Top
A. Can Nizamoğlu

A. Can Nizamoğlu

ahmetcannizamoglu@yahoo.com

18/01/2011

Türk Telekom Arena Protesto ve Empati

Konu ile ilgili sayfalarca yazmak da mümkün olayların nasıl olup da bu hale geldiğine şaşırarak donup kalmak da.

Aslında ben daha çok ikinci gruba ait hissediyorum fakat aklımdakileri söylemeye başladıktan sonra noktayı koymakta zorlanacağımın da farkındayım. Bu durumda sanıyorum sağlıklı bir yorum yapabilmek için en iyi yol, olayları ve tarafları ayrı ayrı değerlendirip biraz da empati yaparak tüm açıları görmeye çalışmak.

Hatırlıyorum da bundan beş altı yıl önce Fenerbahçeli bir arkadaşım Galatasaraylı bir diğer arkadaşıma şöyle takılıyordu: “sizin birkaç yıl önce satın aldığınız altın, gümüş ve bronz kombineler vardı, yeni stattan. Onlar ne oldu?”

Gerçekten de Galatasaray yönetimleri yeni stat konusunda başarısızlık sınırlarını zorlayan davranışlar içine girdi ve çoğumuz bunun gayet iyi farkındaydık fakat artık anasınıfı öğrencileri dahi tüm hikâyeyi ezbere biliyor: rahmetli Özhan Başkan, Başbakan Erdoğan’dan stat konusunda yardım talebinde bulundu, Sayın Başbakan, konu ile yakından ilgilendi ve Ali Sami Yen’deki kirasını dahi ödeyemeyen Galatasaray’a Toki, yepyeni bir stat inşa etti.

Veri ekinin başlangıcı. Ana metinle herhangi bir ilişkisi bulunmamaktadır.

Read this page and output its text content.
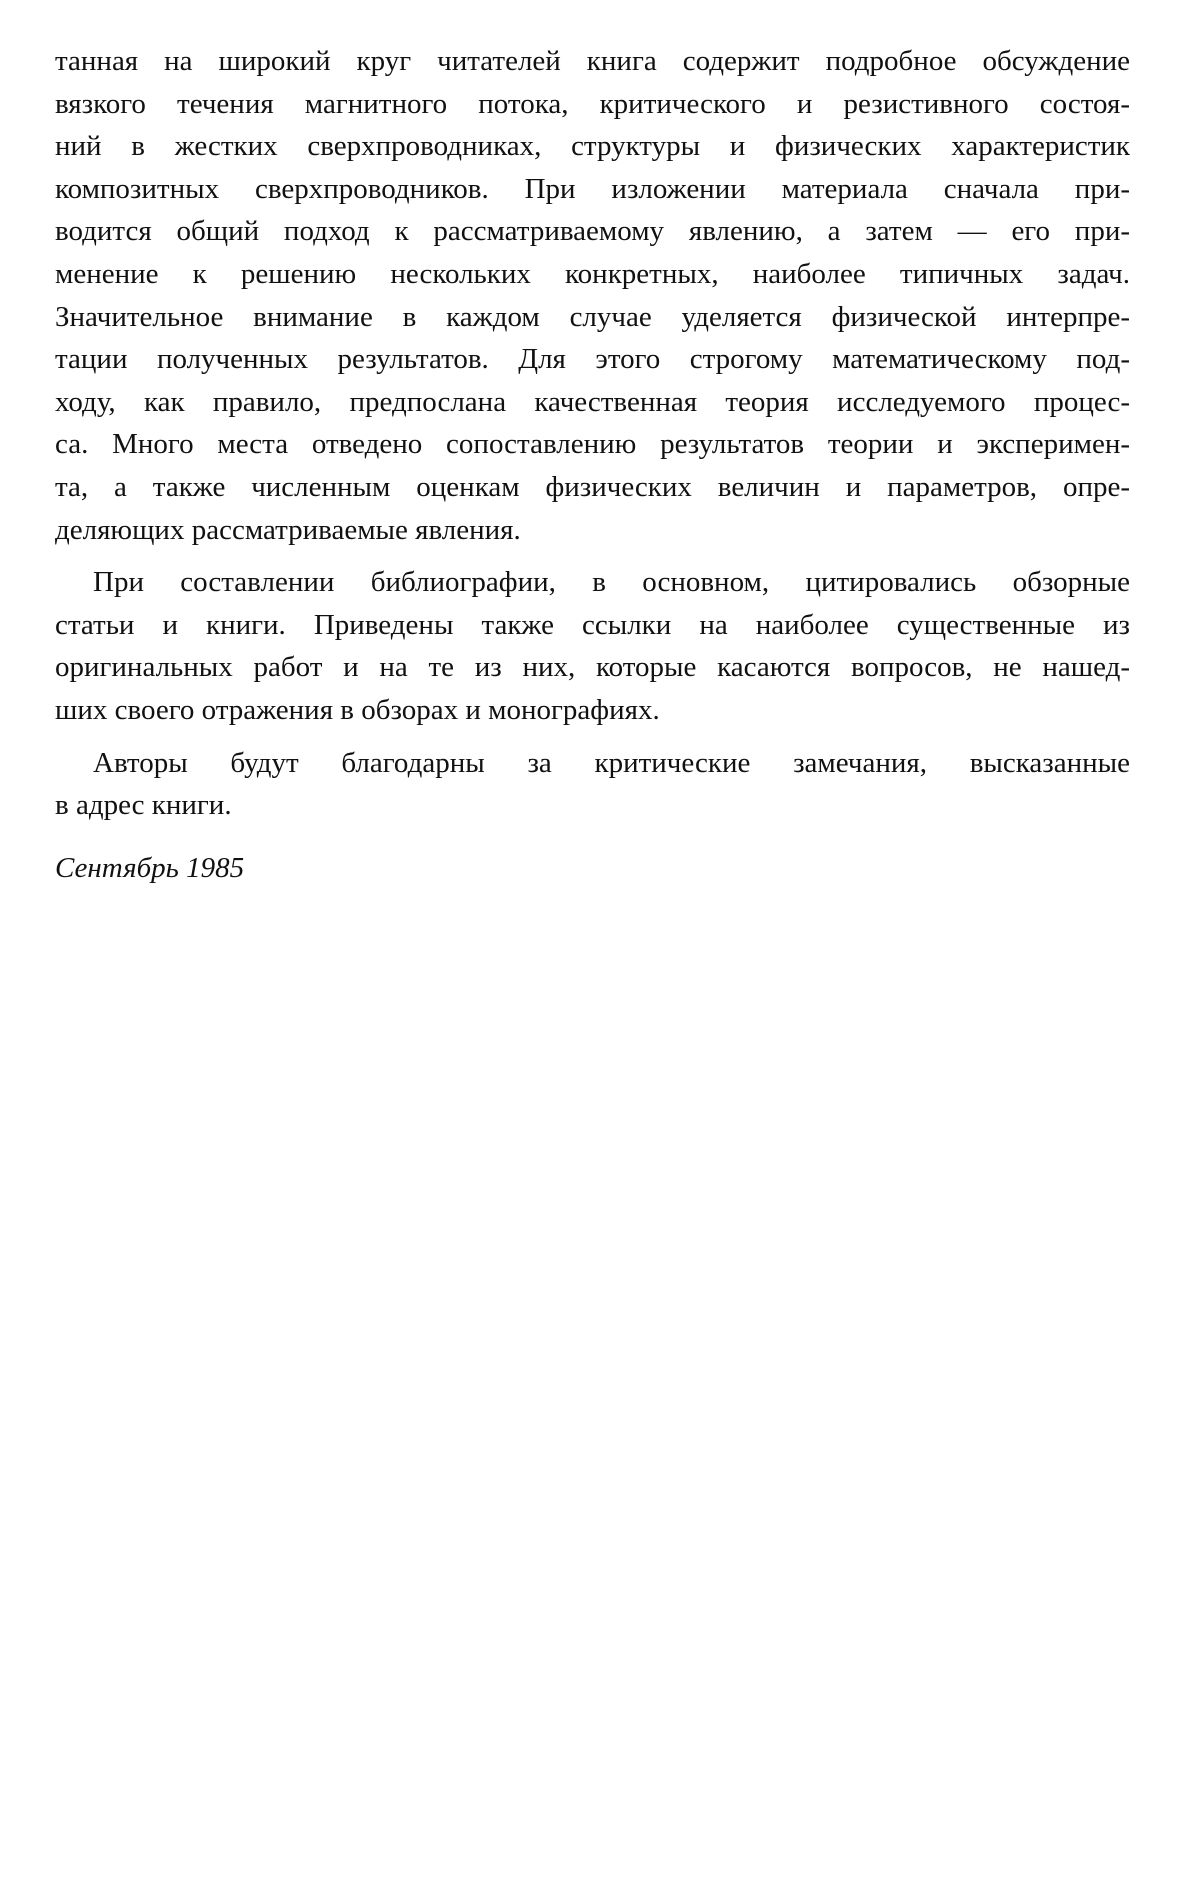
танная на широкий круг читателей книга содержит подробное обсуждение
вязкого течения магнитного потока, критического и резистивного состоя-
ний в жестких сверхпроводниках, структуры и физических характеристик
композитных сверхпроводников. При изложении материала сначала при-
водится общий подход к рассматриваемому явлению, а затем — его при-
менение к решению нескольких конкретных, наиболее типичных задач.
Значительное внимание в каждом случае уделяется физической интерпре-
тации полученных результатов. Для этого строгому математическому под-
ходу, как правило, предпослана качественная теория исследуемого процес-
са. Много места отведено сопоставлению результатов теории и эксперимен-
та, а также численным оценкам физических величин и параметров, опре-
деляющих рассматриваемые явления.
При составлении библиографии, в основном, цитировались обзорные
статьи и книги. Приведены также ссылки на наиболее существенные из
оригинальных работ и на те из них, которые касаются вопросов, не нашед-
ших своего отражения в обзорах и монографиях.
Авторы будут благодарны за критические замечания, высказанные
в адрес книги.
Сентябрь 1985
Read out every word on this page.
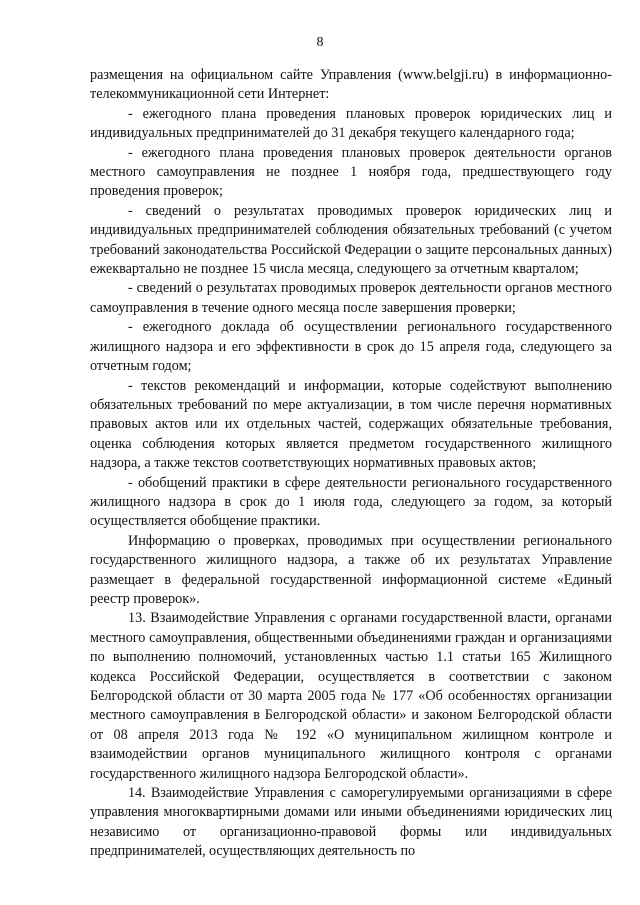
8

размещения на официальном сайте Управления (www.belgji.ru) в информационно-телекоммуникационной сети Интернет:

- ежегодного плана проведения плановых проверок юридических лиц и индивидуальных предпринимателей до 31 декабря текущего календарного года;

- ежегодного плана проведения плановых проверок деятельности органов местного самоуправления не позднее 1 ноября года, предшествующего году проведения проверок;

- сведений о результатах проводимых проверок юридических лиц и индивидуальных предпринимателей соблюдения обязательных требований (с учетом требований законодательства Российской Федерации о защите персональных данных) ежеквартально не позднее 15 числа месяца, следующего за отчетным кварталом;

- сведений о результатах проводимых проверок деятельности органов местного самоуправления в течение одного месяца после завершения проверки;

- ежегодного доклада об осуществлении регионального государственного жилищного надзора и его эффективности в срок до 15 апреля года, следующего за отчетным годом;

- текстов рекомендаций и информации, которые содействуют выполнению обязательных требований по мере актуализации, в том числе перечня нормативных правовых актов или их отдельных частей, содержащих обязательные требования, оценка соблюдения которых является предметом государственного жилищного надзора, а также текстов соответствующих нормативных правовых актов;

- обобщений практики в сфере деятельности регионального государственного жилищного надзора в срок до 1 июля года, следующего за годом, за который осуществляется обобщение практики.

Информацию о проверках, проводимых при осуществлении регионального государственного жилищного надзора, а также об их результатах Управление размещает в федеральной государственной информационной системе «Единый реестр проверок».

13. Взаимодействие Управления с органами государственной власти, органами местного самоуправления, общественными объединениями граждан и организациями по выполнению полномочий, установленных частью 1.1 статьи 165 Жилищного кодекса Российской Федерации, осуществляется в соответствии с законом Белгородской области от 30 марта 2005 года № 177 «Об особенностях организации местного самоуправления в Белгородской области» и законом Белгородской области от 08 апреля 2013 года № 192 «О муниципальном жилищном контроле и взаимодействии органов муниципального жилищного контроля с органами государственного жилищного надзора Белгородской области».

14. Взаимодействие Управления с саморегулируемыми организациями в сфере управления многоквартирными домами или иными объединениями юридических лиц независимо от организационно-правовой формы или индивидуальных предпринимателей, осуществляющих деятельность по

Peki, bu durum bu denli açık bir şekilde, hatta sarı kırmızılı camiayı bu kadar yıpratıcı bir tutumla lanse edilmek zorunda mıydı? Evet, tüm inşaatı Toki yaptı ve inşaat için Galatasaray’dan tek kuruş alınmadı ama bunun o gün stada gelmiş ve camialarına gönül vermiş taraftarlarının önünde, onları azarlar bir şekilde, adeta “gözlerine sokularak” ve açılışı yapılan yapının bir stadyumdan ziyade toplu konut olduğunu düşündürecek şekilde açıklanması tüm bu keyifsiz durumların başlangıç noktası oldu. Kendimizi bir an için Galatasaray taraftarının yerine koyarsak, büyük bir heyecan yaşanılan bir günde, yaptığı açıklamalarla Galatasaray yönetiminin başarısızlıklarının ve acizliğinin altını kalın çizgilerle çizen Toki Başkanı’nın konuşmasını sabırla dinlemek sanıyorum hiç de kolay olmazdı.

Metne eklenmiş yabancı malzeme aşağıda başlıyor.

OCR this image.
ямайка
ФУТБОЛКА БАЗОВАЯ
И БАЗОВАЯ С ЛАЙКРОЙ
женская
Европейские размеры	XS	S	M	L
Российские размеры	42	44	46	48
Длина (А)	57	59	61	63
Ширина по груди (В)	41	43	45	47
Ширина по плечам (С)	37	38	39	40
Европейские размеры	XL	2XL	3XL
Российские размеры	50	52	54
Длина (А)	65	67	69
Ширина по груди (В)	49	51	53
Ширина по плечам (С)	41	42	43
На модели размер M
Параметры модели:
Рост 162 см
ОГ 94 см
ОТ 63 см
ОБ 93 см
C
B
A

Gelelim Galatasaray taraftarına… Aslında Galatasaray taraftarı ile ilgili değerlendirme yapmadan önce verilen tepkinin nedenini bilmek gerekir. Statta bulunan birkaç arkadaşımdan aldığım bilgiye göre tepkinin en büyük nedeni kalabalık psikolojisine uymak, ikinci nedeni Sayın Başbakan’ın Fenerbahçeli olması, üçüncü nedeni ise siyasi. Aslında bu tablo, biz spor sevdalıları için, siyasi nedenin birinci sırada olmasından çok daha iyi zira stadyumlar siyasi etkinliklerin asla bulaşmaması gereken nadide alanlar fakat neden ne olursa olsun ortada Sayın Başbakan’ın konuşma yapmasına engel olacak şekilde sürekli protesto edilmesi gerçeği var ki bu da Galatasaray taraftarını konunun baş aktörlerinden birisi yapmaya yetiyor da artıyor bile. Burada kendimizi Sayın Başbakan’ın yerine koyacak olursak, konuya gösterdiği önem nedeniyle belki de alkışlanmayı bekleyen birinin bu şekilde protesto edilmesinin verdiği üzüntüyü anlamak çok da zor değil.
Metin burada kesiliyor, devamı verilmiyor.